Le Reich de Belgique, quelle vaste blague ce sera. La messe en flamand, l’invasion de Torremolinos par nos glorieux paras. Le short obligatoire jusqu’à 18 ans, Bruxelles vendue aux Eurocrates et Dixmuide comme capitale. Dans les rues, des lions sacrés, comme les vaches en Inde. Mais des lions aux culs cousus, car une rue de Vlaanderen est une rue qui blinque comme une gamelle de scout avant la klouche de waterzoi.

 

Des mégaphones attachés aux façades qui chanteront les joies de la babelutte et de la Rodenbach. Une ode au Groote Lijder écrite par Eddy Wally et existant en autant de versions qu’il n’y a d’occasions : symphonique pour les mariages, oumpapa pour manger du boudin au critérion cycliste, new-beat pour danser patriote au Macumba de Weteren, met André Rieu au violon pour accompagner les derniers instants de tout habitant de Vlaanderen-Noord.

 

Bien sûr, il y aura aussi de grandes tribulations : une Résistance valeureuse et ardente d’allochtones en Vlaanderen-Zuid, menée par Van Cau, sa jambe de bois et sa mitraillette FN. Des opé clandé visant à couler les kayaks des plaisanciers nordiques sur la Semois et l’Ourthe.

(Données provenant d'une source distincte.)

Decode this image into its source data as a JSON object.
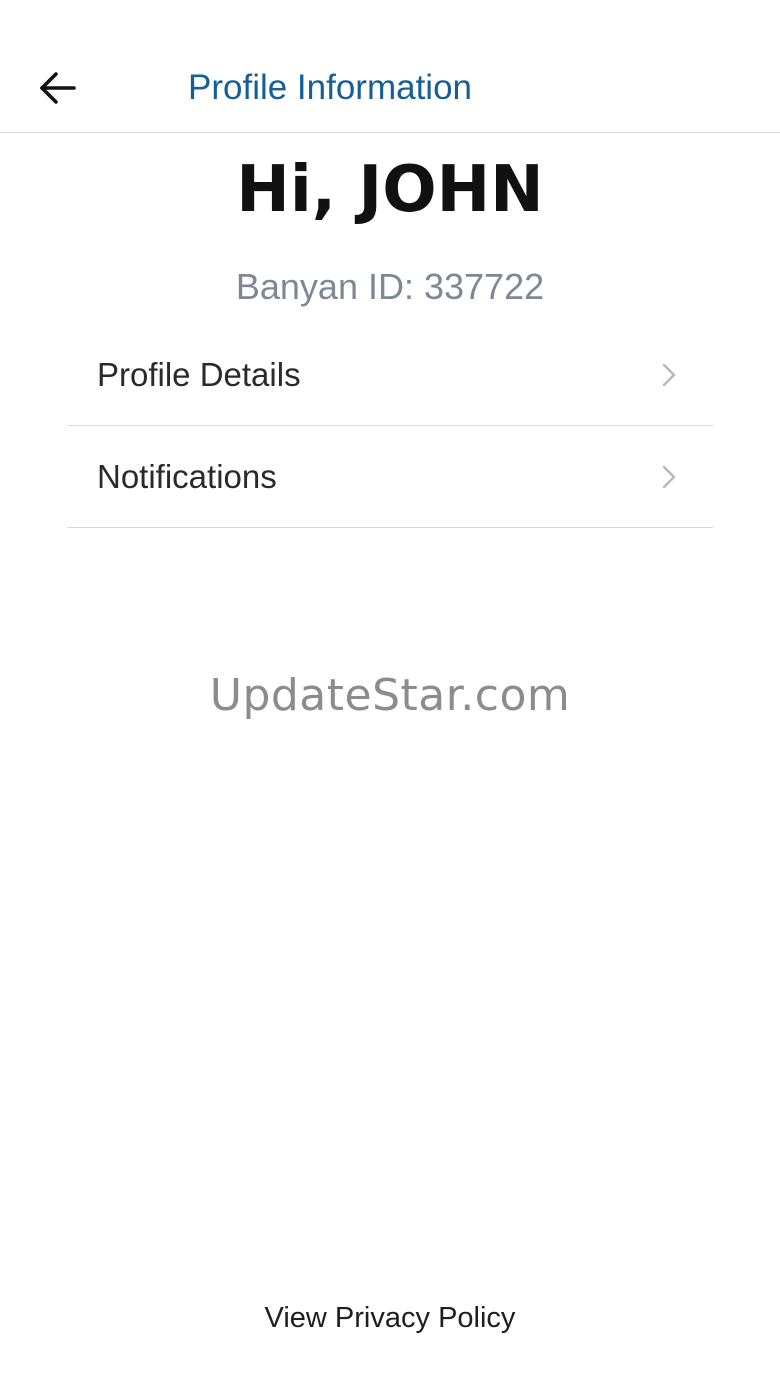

Des phrases-codes pour préparer la contre-offensive diffusées sur Radio Libre Chevauchoir : Le sanglot long des sangliers fait pleurer Tchantchès et Nordine. Des martyrs…

 

A l’instar de Guy Lemaire, fusillé après avoir refusé de parler avec enthousiasme du parc Bobenjaanland dans TV-Tourismus. Plus tard, quand les Casques Bleus protégeront le Waroc Indépendant, la phrase type du fier habitant sera : j’ai nin vendiou de pipe aux Flamins, mwé, hein, didjou de zob de boyarnimouk.

 

Isolé et moqué, le Reich de Vlaanderen ne sera plus qu’une sorte de petit Monaco hygiéniste et cycliste ; une Suisse moins rock and roll encore. Un Paradis pour le Grote Lijder, un république en speculoos pour son VB.

 

But in Heaven, nothing never happens, se rappeleront les jeunes révolutionnaires. Avant de regretter Gainsbourg et le couscous. En de wiel te draaïen…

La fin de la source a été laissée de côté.